I'm offended by the outrage... now what?

Richard Twigg's picture

I for one am deeply offended at your outrage to their outrage. This is outrageous.

Michael California's picture

Being a man in 2018 is really losing it's appeal. Maybe it's time I become something else.

chrisrdi's picture

You can be what ever you want to be as long as you live in america. If you identify as a totem pole that is acceptable here. If some one doesn't like it just shout words like "RACISM" or "SEXIST". You can even come up with your own. Just add "ist" or "ism" to your favorite words and you're off to a good start. The world of social justice is at your fingertips all you have to do is grab it with your keyboard. Also don't forget to remind people that not using their proper pronouns is a form of assault. Yes they really do believe that.

JetCity Ninja's picture

woah. chill out, snowflake. i thought girls like you just want to have fun?

chrisrdi's picture

Calling me a snow flake and a girl. How original. Those are high school insults. Graduate (hopefully) and try harder. Also don't use girls as an insult. That's not cool man.

David Penner's picture

Give me a break. Are people seeking out reasons to get offended now?

Bill Larkin's picture

unquestionably so. everyone's offended by something. and when a crybaby is offended, everyone else is expected to bend around them.

Rodrigo Ortiz's picture

When is this going to end?

Net Poser's picture

It's never going to end...

Rob Davis's picture

The President of the United States, arguably the most powerful person in the world, constantly cries about being treated unfairly. Does that answer your question?

Mr Hogwallop's picture

I did not see it but was it only women? Other than the "woman" in the lead photo looks to be a about 14, I could see an issue with that. But including both good looking men and women could get them off the #metoo hook. It could still be 90f:10m to attract the clicks.

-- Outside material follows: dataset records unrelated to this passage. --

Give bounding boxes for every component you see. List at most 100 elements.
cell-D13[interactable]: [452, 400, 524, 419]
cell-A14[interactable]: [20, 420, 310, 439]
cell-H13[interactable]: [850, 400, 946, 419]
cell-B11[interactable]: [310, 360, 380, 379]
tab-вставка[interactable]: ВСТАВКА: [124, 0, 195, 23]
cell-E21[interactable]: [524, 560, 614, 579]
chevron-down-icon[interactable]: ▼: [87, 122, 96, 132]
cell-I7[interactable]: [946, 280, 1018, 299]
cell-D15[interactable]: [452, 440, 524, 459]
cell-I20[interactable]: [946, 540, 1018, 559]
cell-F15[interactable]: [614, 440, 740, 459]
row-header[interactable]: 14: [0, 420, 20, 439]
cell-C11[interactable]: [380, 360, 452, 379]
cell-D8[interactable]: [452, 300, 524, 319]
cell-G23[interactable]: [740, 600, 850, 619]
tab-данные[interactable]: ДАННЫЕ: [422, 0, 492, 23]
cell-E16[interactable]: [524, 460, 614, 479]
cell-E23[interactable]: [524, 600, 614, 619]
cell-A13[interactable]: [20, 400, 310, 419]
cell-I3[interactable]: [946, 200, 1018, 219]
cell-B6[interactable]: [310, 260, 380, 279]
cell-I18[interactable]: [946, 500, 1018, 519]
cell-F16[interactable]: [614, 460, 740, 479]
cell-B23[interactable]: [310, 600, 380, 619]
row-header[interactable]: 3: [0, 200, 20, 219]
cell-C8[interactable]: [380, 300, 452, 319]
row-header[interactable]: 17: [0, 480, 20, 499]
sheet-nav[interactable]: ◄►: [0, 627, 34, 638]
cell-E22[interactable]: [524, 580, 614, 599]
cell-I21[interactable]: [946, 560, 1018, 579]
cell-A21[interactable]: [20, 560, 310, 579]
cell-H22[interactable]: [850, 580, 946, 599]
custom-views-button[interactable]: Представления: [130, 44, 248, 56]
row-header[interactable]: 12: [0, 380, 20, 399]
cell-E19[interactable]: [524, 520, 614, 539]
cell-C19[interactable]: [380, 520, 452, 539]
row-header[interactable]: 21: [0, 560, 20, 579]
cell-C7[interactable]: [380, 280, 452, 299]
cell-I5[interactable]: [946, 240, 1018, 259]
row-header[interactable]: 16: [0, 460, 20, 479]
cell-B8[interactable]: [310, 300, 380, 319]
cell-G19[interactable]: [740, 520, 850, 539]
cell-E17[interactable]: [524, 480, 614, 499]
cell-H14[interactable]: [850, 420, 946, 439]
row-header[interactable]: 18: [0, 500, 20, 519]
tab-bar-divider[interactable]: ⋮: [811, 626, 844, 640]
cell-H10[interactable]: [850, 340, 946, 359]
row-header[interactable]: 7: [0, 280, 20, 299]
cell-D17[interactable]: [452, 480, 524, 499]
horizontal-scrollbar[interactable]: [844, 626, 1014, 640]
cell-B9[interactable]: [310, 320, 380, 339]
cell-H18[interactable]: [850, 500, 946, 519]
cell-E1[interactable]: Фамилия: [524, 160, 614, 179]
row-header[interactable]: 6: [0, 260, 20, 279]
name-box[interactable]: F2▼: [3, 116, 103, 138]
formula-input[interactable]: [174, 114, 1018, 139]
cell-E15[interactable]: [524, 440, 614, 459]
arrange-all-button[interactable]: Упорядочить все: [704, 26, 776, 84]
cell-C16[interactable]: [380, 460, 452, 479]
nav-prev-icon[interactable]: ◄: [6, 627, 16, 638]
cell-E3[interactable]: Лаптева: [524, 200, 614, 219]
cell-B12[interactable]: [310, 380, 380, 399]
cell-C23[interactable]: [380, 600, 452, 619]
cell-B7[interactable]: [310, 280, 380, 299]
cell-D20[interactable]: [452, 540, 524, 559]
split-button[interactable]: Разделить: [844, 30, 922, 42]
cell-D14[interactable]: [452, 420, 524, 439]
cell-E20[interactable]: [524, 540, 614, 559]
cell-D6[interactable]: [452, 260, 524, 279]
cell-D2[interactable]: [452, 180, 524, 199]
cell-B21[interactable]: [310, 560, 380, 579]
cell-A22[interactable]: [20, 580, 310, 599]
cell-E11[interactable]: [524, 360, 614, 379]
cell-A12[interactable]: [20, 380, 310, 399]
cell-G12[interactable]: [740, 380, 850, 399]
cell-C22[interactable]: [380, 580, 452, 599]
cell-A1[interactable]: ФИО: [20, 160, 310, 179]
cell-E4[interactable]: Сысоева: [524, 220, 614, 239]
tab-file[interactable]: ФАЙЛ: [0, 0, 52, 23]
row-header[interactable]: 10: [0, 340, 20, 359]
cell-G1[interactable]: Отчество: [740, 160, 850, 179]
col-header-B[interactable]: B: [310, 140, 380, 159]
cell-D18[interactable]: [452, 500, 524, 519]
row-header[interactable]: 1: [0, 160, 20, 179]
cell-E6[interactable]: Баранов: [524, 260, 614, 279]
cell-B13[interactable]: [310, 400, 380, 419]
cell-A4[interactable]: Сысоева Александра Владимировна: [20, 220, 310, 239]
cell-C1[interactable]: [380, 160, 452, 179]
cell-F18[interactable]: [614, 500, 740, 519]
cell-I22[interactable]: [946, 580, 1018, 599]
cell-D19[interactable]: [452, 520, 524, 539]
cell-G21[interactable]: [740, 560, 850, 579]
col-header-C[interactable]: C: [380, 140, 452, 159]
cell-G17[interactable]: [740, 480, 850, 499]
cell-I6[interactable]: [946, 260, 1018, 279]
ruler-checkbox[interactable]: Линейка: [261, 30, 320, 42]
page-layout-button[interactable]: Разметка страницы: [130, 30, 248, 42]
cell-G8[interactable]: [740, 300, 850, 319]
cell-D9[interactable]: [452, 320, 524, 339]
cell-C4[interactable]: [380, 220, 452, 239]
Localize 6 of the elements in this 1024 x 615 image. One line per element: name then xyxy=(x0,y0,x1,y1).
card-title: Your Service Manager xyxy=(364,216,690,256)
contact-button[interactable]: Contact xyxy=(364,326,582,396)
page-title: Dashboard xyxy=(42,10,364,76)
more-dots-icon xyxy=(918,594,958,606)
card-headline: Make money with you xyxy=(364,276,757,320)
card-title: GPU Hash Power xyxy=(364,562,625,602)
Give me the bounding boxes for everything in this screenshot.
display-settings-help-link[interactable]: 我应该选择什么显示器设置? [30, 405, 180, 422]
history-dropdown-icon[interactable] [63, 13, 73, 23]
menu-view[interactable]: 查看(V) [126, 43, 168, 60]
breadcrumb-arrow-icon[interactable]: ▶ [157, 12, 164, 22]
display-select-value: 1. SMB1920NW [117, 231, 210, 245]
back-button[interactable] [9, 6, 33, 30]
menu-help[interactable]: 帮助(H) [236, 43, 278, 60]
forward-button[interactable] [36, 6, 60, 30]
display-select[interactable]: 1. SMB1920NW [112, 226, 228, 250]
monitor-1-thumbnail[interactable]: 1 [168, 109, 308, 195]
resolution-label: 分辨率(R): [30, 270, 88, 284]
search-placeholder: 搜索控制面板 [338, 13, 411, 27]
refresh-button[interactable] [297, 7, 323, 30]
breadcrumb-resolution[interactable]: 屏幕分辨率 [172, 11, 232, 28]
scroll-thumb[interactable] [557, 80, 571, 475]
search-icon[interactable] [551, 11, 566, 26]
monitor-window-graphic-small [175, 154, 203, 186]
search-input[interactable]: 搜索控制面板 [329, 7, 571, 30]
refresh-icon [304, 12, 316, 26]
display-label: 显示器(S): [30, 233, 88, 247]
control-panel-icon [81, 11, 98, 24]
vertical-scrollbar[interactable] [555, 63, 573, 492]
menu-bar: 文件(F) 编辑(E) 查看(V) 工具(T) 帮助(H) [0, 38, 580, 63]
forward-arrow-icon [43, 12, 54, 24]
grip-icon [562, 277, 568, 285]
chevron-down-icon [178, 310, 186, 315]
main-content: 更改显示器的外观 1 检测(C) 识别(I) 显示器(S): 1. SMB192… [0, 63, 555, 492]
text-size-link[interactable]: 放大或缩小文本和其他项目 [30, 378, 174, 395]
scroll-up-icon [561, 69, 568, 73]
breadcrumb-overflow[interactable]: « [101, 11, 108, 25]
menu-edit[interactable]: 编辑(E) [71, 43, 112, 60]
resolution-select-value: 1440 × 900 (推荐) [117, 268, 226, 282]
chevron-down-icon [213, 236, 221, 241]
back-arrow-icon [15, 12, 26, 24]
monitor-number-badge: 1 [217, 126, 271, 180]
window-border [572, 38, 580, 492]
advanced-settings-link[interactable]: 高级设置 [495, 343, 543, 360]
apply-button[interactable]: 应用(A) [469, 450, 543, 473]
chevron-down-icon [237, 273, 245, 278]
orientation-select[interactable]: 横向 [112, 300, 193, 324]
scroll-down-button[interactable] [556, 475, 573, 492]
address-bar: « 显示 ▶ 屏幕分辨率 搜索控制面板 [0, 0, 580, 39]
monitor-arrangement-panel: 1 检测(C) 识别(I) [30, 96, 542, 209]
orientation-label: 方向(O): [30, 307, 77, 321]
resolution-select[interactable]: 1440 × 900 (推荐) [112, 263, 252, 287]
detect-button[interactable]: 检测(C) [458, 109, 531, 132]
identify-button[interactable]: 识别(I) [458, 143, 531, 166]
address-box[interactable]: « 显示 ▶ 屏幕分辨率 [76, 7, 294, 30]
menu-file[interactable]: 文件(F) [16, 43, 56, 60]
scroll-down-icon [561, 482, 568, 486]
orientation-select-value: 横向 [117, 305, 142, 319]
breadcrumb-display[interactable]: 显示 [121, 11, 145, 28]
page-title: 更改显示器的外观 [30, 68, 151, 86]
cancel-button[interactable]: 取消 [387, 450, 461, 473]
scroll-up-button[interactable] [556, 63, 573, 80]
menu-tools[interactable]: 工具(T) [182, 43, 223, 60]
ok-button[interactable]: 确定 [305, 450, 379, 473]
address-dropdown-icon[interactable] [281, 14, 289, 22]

Wasn't there a similar study about domestic abuse around the Super bowl? Was it determined to be true or made statistics?

Nathan Dana's picture

Lead image isn't even a soccer shot, its a Texas longhorns fan (OK, they probably have a soccer team, but chances are about 1 in a million that she is a soccer fan in that situation). Seems like an odd choice for a lead photo?

Mr Hogwallop's picture

Typical ...let's illustrate an article about soccer photos by using a stock shot from college football.

chrisrdi's picture

I'm offended that Mc Donald's changed their burger formula. It is way worse. They made a "meh" burger into an "oh god, oh god why?" burger. Wendy's has it down! C'mon McDeeze! Up yo game!

Rob Davis's picture

Getty is not equal to Sport Illustrated. It's like the difference between a museum and a bar.

Patrick Hall's picture

When one needs to license a photograph of a hot soccer fan, which establishment should one visit?

Rob Davis's picture

Stop being so dramatic. People didn't object to photography of the public, they objected to the way Getty chose to present this particular series. Private citizens lobbying a private organization using nothing more than free speech.

Mr Hogwallop's picture

It was more "OK" before #metoo and Harvey Weinstein...Funny that the "swimsuit edition' sometimes doesn't even have swim suits.

Christos Dikos's picture

Sanctimonious busy bodies with too much time on their hands.

Mr Hogwallop's picture

Snowflakes on both sides of the issue.

Rob Davis's picture

I'm loving the ironic outrage of people who feel political correctness is oppressing them. Getty held themselves to a standard. No one forced them to remove the content. You could go out right now and make a "sexiest" fan gallery. You are not entitled to other people's approval.

Deleted Account's picture

I haven't read any comments about being oppressed. They're more like "SMH" comments. Maybe, having seen so many, you don't notice them anymore!?

chrisrdi's picture

No we aren't saying political correctness is oppressing us. We are saying it complete stupidity. There's a point when PC goes too far and we have long passed that point. It is now at a place where it is negatively affecting society as a whole. No one wants to take responsibility for them selves anymore. They just want to blame other people.

Rob Davis's picture

Maybe you could start helping the world not be so sensitive by not being so sensitive Chris. It's not affecting society. It's affecting your delicate sensibilities. Society will go on.

chrisrdi's picture

You are the one getting bent out of shape running through peoples comments attacking them. If any one is sensitive it's you. I'm just responding to your butt hurt comments man.

mlittle's picture

You obviously, and wrongfully so, believe Getty did this on their own, without any outside influence or an employee who got offended. Here's the problem, used to be, and the way I've raised my kids, is to ignore what other people do and say unless it directly affects them. Words have no meaning, an image with a caption has no meaning and does not directly affect anyone. Today we live in a world where people are offended by anything they don't agree with, by words that they don't like or a belief they don't share. All under the guise of equality and fairness. How sad for these narrow minded people who run around looking for something that offends them and how they expect everyone else to be mindful of their pathetic emotions. They're sure to live miserable life. Bring back "sticks and stones may break my bones..." we're raising overly sensitive whiners. This kind of behavior is a direct attack on the first amendment. Unless, of course, you are offended by the first amendment.

Mr Hogwallop's picture

Getty's 1st amendment rights were "attacked" when Getty took down the gallery as a business decision?